365 Challenge > Day 143 - Turkish Silver Needle 2020

Updated: Jun 25


This beautiful silver needle was plucked and crafted by Aytul who has immaculately plucked the buds in May from her tea garden in Rize. Aytul was a Turkish tea steeping champion a few years ago. She went to the global tea master competition in China to represent Turkey, and she was influenced by what she experienced there. When she came back to Rize, she started to experiment with making different teas. I am happy to share her passion, knowing that both her and my tea journeys were shaped by the enchanting world of Chinese teas.


I have to say something about Turkish white tea as I assume that it is not very well known outside. I visited Rize last week, and would you believe me if I say people in tea business call the buds ‘white tea’. For them, there is only one type of white tea which is ‘Bai Hao Yin Zhen’. The market leader is a state-owned company, they are driving the white tea market, which is very limited (around 100 kg per year) which is nothing next to black tea. White tea is unpopular as its production started only a few years ago and still considered a 'new' comer. Also, it fetches unaffordable prices for Turkish people. Its market value is almost 100 times higher than that of black tea. What drives the costs is that Turkish tea variety produces tiny buds which means that more buds need to be plucked to make this white tea compared to its ancestors in Fuding. In this sense, it is exceptional.

Tea plucking in Aytul's family tea garden

This white tea was excellent in my view. It was sweet and fresh with abundant mineral and floral notes. It also had a superb cha qi and lifted my spirits up. Thank you Aytul, for this beautiful tea.


Tea Profile:


Type: White

Origin: Rize, Turkey

Harvest time: May 2020

Leave colour: Fine uniform green buds with silvery-white pekoe (fuzz)

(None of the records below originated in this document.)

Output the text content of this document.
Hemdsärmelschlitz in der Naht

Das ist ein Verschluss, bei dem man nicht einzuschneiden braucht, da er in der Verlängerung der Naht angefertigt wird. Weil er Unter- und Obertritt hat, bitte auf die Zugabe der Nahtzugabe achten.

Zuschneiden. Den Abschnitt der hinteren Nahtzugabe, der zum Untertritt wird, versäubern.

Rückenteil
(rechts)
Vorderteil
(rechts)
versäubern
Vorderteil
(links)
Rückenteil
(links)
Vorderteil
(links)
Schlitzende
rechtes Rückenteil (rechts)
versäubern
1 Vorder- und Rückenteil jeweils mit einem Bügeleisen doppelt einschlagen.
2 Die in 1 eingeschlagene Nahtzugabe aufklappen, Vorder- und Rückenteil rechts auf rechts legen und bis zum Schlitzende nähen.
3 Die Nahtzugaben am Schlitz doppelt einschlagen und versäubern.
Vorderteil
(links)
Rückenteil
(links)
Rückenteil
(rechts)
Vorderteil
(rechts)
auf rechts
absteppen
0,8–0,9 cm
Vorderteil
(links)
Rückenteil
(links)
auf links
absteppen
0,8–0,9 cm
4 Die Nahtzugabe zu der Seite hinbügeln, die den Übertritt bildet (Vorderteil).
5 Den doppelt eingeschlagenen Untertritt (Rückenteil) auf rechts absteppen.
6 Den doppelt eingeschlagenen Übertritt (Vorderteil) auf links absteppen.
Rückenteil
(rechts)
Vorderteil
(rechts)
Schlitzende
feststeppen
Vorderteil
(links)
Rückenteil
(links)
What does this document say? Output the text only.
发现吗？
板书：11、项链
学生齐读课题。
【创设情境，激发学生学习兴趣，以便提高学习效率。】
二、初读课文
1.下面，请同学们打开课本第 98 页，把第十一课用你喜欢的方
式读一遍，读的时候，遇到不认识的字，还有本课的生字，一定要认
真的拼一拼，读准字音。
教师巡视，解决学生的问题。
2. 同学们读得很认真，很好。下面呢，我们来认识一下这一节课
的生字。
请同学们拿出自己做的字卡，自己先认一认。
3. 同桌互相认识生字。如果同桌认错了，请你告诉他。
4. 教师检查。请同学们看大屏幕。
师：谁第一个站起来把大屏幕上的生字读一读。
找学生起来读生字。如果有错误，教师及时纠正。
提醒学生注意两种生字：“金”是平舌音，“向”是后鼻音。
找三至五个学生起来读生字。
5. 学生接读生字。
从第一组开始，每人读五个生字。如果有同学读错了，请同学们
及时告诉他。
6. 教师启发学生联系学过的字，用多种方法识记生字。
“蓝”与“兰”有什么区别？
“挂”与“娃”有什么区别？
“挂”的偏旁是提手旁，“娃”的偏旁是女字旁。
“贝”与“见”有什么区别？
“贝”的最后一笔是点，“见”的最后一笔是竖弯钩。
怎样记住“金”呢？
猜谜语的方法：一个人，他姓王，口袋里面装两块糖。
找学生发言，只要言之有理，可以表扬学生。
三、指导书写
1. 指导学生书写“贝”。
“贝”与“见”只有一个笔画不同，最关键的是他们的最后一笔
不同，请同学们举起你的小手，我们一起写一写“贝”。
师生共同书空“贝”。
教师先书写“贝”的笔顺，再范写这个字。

Liquor colour: Bright yellow

Tea aroma: Floral and mineral

Tea taste: Sweet with mineral and floral undernotes

Steeping/brewing: You can use around 90°C water temperature (yes don’t be afraid) and brew for up to one minute in gongfu style or up to three minutes in Western-style. You can brew the leaves many times (until the taste is lost). To each infusion add additional time. Experiment for a result that suits your taste.